MapReduce
MapReduce is a big data processing technique and a model for how to implement that technique programmatically. Its goal is to sort and filter massive amounts of data into smaller subsets, then distribute those subsets to computing nodes, which process the filtered data in parallel.
In data analytics, this general approach is called split-apply-combine.
MapReduce steps
A generic MapReduce procedure has three main steps: map, shuffle, and reduce. Each node on the distributed MapReduce system has local access to an arbitrary small portion of the large data set.
- Map: Each node applies the mapping function to its data portion, filtering and sorting it according to parameters. The mapped data is output to temporary storage, with a corresponding set of keys (identifying metadata) indicating how the data should be redistributed.
- Shuffle: The mapped data is redistributed to other nodes on the system so that each node contains groups of key-similar data.
- Reduce: Data is processed in parallel, per node, per key.
Implementations
The following software and data systems implement MapReduce:
- Hadoop — Developed by the Apache Software Foundation. Written in Java, with a language-agnostic API (application programming interface).
- Spark — Developed by AMPLab at UC Berkeley, with APIs for Python, Java, and Scala.
- Disco — A MapReduce implementation created by Nokia, written in Python and Erlang.
- MapReduce-MCI — Developed at Sandia National Laboratories, with C, C++, and Python bindings.
- Phoenix — A threaded MapReduce implementation developed at Stanford University, written in C++.
Limitations and alternatives
Due to its constant data shuffling, MapReduce is poorly suited for iterative algorithms, such as those used in ML (machine learning).

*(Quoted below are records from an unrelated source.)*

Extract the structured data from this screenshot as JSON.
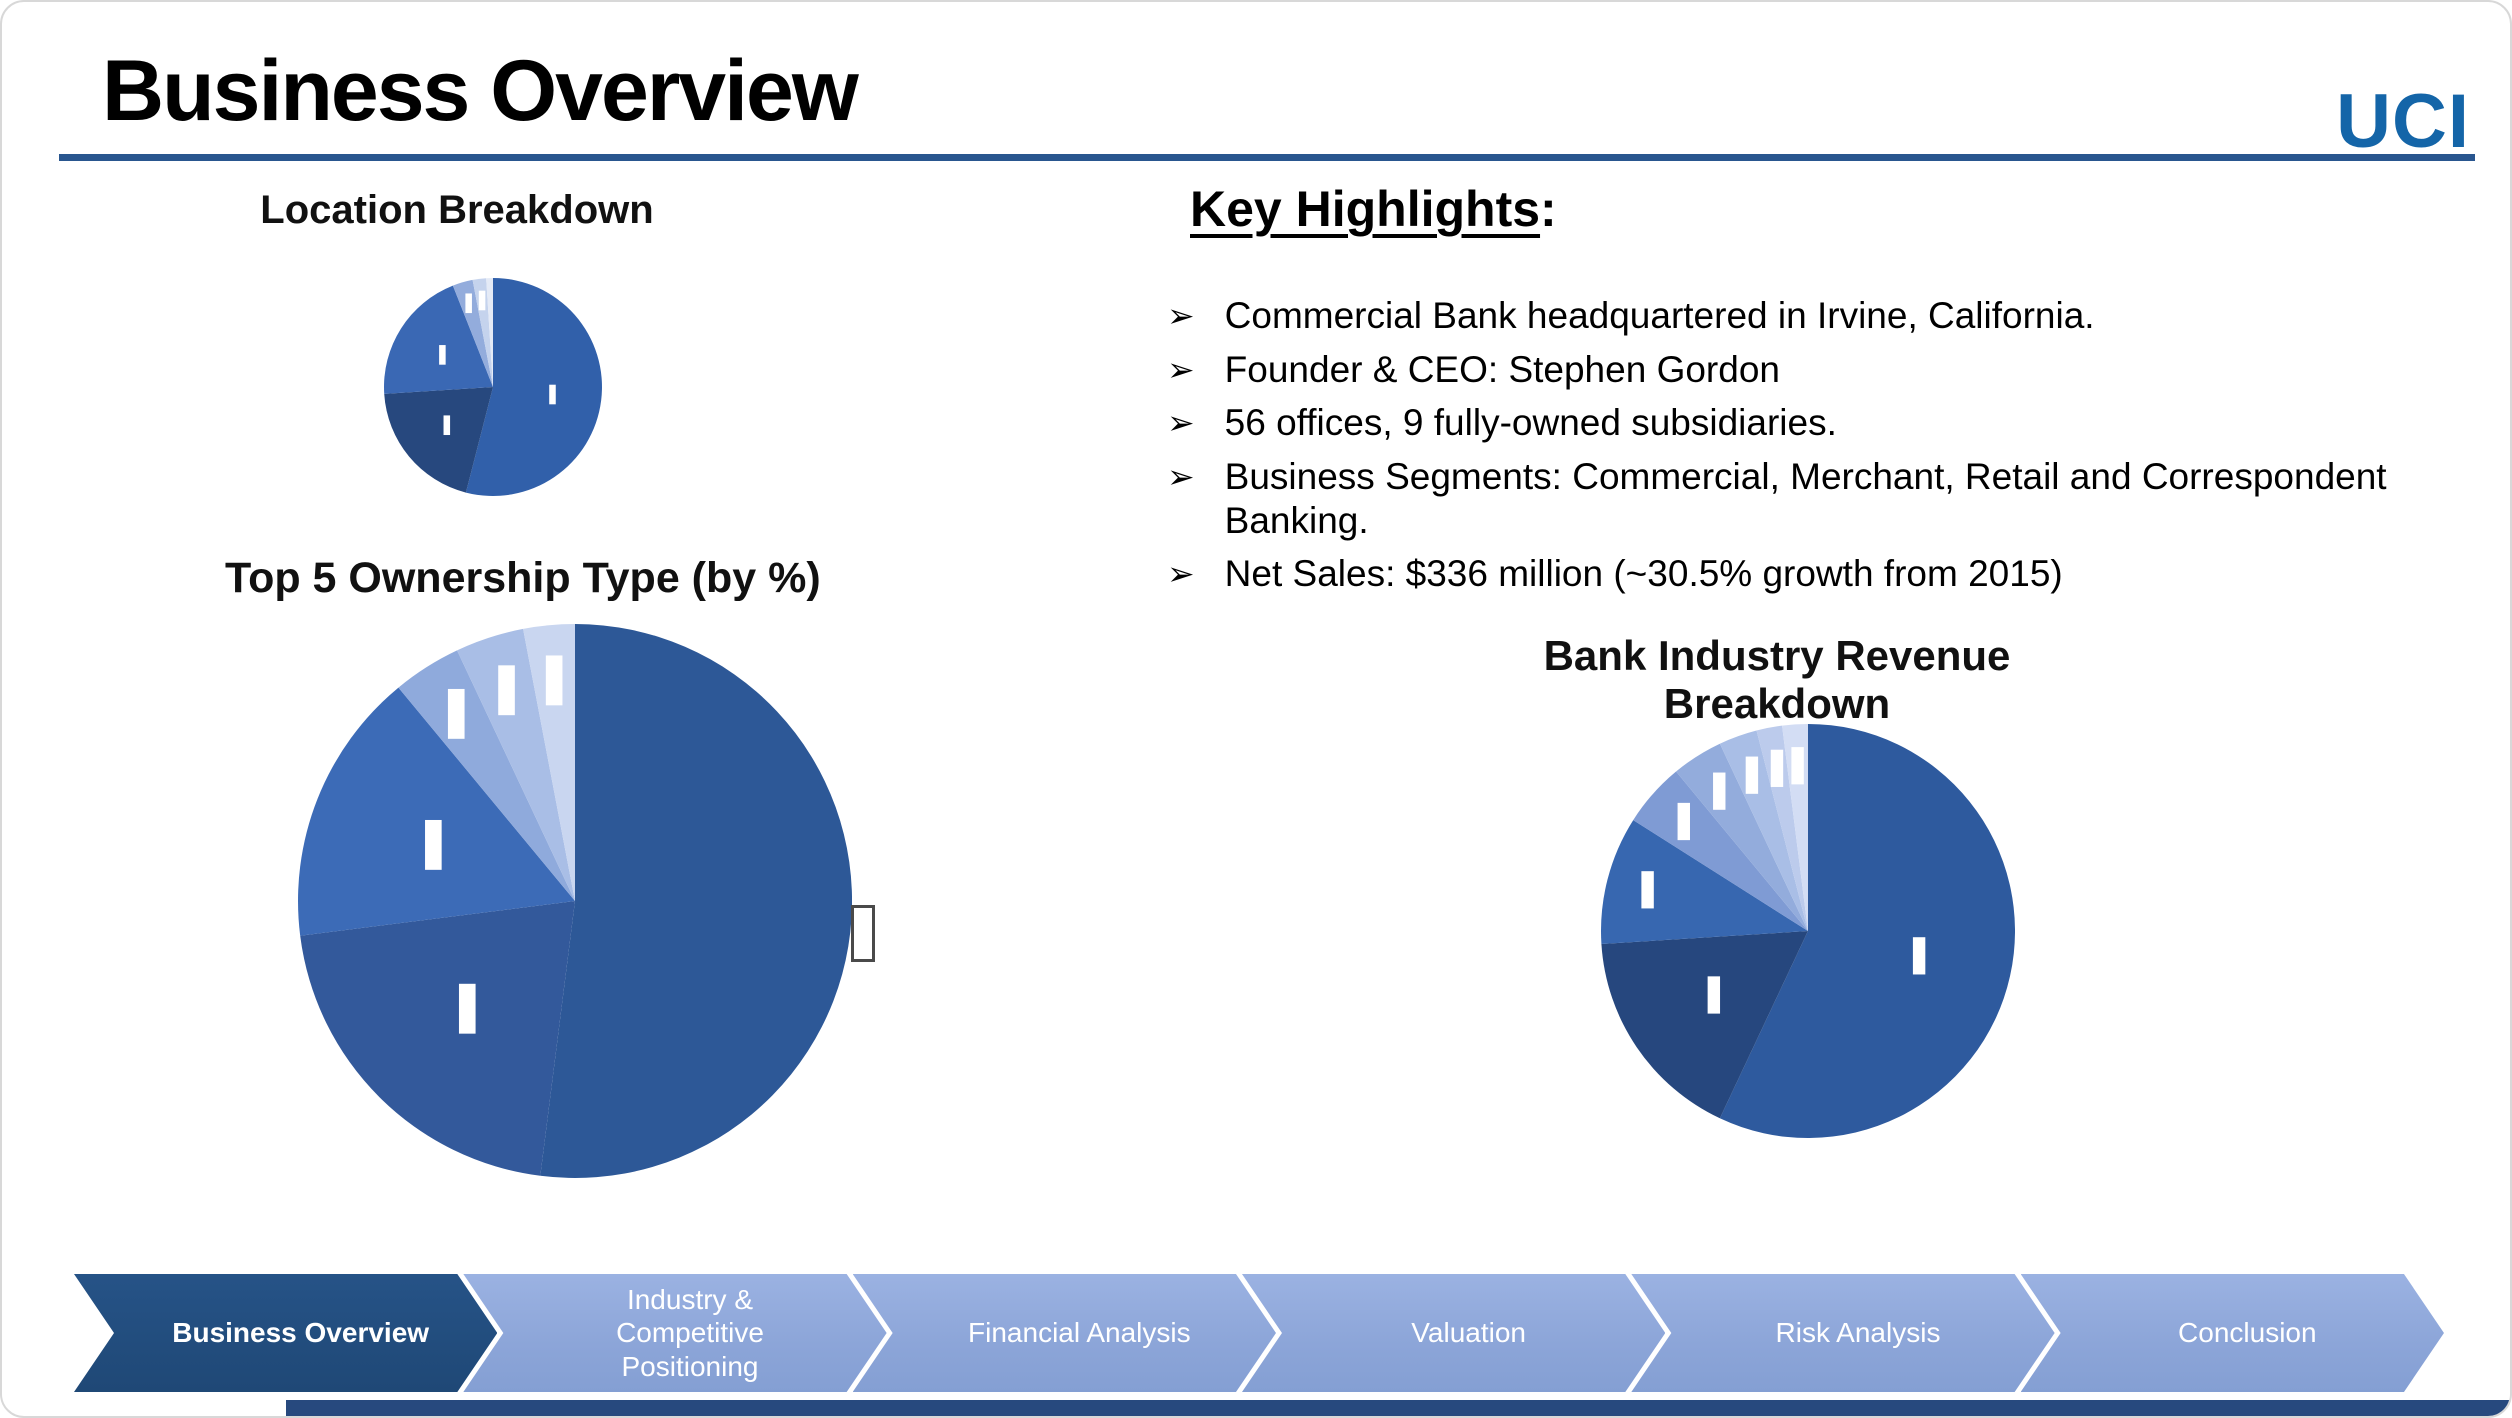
{
  "header": {
    "title": "Business Overview",
    "logo": "UCI"
  },
  "highlights": {
    "title": "Key Highlights",
    "colon": ":",
    "bullet_glyph": "➢",
    "items": [
      "Commercial Bank headquartered in Irvine, California.",
      "Founder & CEO: Stephen Gordon",
      "56 offices, 9 fully-owned subsidiaries.",
      "Business Segments: Commercial, Merchant, Retail and Correspondent Banking.",
      "Net Sales: $336 million (~30.5% growth from 2015)"
    ]
  },
  "nav": {
    "items": [
      {
        "label": "Business Overview",
        "active": true
      },
      {
        "label": "Industry & Competitive Positioning",
        "active": false
      },
      {
        "label": "Financial Analysis",
        "active": false
      },
      {
        "label": "Valuation",
        "active": false
      },
      {
        "label": "Risk Analysis",
        "active": false
      },
      {
        "label": "Conclusion",
        "active": false
      }
    ],
    "active_color": "#1F4876",
    "inactive_color": "#8FAADC",
    "text_color": "#FFFFFF"
  },
  "colors": {
    "accent_rule": "#29568F",
    "logo_blue": "#1465A8",
    "bottom_strip": "#27497E"
  },
  "chart_data": [
    {
      "type": "pie",
      "title": "Location Breakdown",
      "values": [
        54,
        20,
        20,
        3,
        2,
        1
      ],
      "colors": [
        "#3160AA",
        "#27487E",
        "#3A68B4",
        "#93ACDC",
        "#C5D3ED",
        "#E4EAF6"
      ],
      "note": "slice labels too small to read in source"
    },
    {
      "type": "pie",
      "title": "Top 5 Ownership Type (by %)",
      "values": [
        52,
        21,
        16,
        4,
        4,
        3
      ],
      "colors": [
        "#2D5897",
        "#33599B",
        "#3C6BB7",
        "#8FAADC",
        "#A9BEE6",
        "#C9D6F0"
      ],
      "no_marker": [
        0
      ],
      "note": "slice labels too small to read in source"
    },
    {
      "type": "pie",
      "title": "Bank Industry Revenue Breakdown",
      "values": [
        57,
        17,
        10,
        5,
        4,
        3,
        2,
        2
      ],
      "colors": [
        "#2E5A9E",
        "#26477E",
        "#3767B0",
        "#7F9BD4",
        "#93ACDC",
        "#A9BEE6",
        "#BCCBEC",
        "#D3DDF4"
      ],
      "note": "slice labels too small to read in source"
    }
  ]
}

Alternatives to traditional MapReduce, that aim to alleviate these bottlenecks, include:
- Amazon EMR — High-level management for running distributed frameworks on the AWS (Amazon Web Services) platform, such as Hadoop, Spark, Presto, and Flink.
- Flink — An open-source framework for stream processing of incomplete or in-transit data. Optimized for large datasets developed by Apache.
- Google Cloud Dataflow — Distributed data processing for GCP (Google Cloud Platform).
- Presto — An open-source distributed SQL (Structured Query Language) query engine for big data.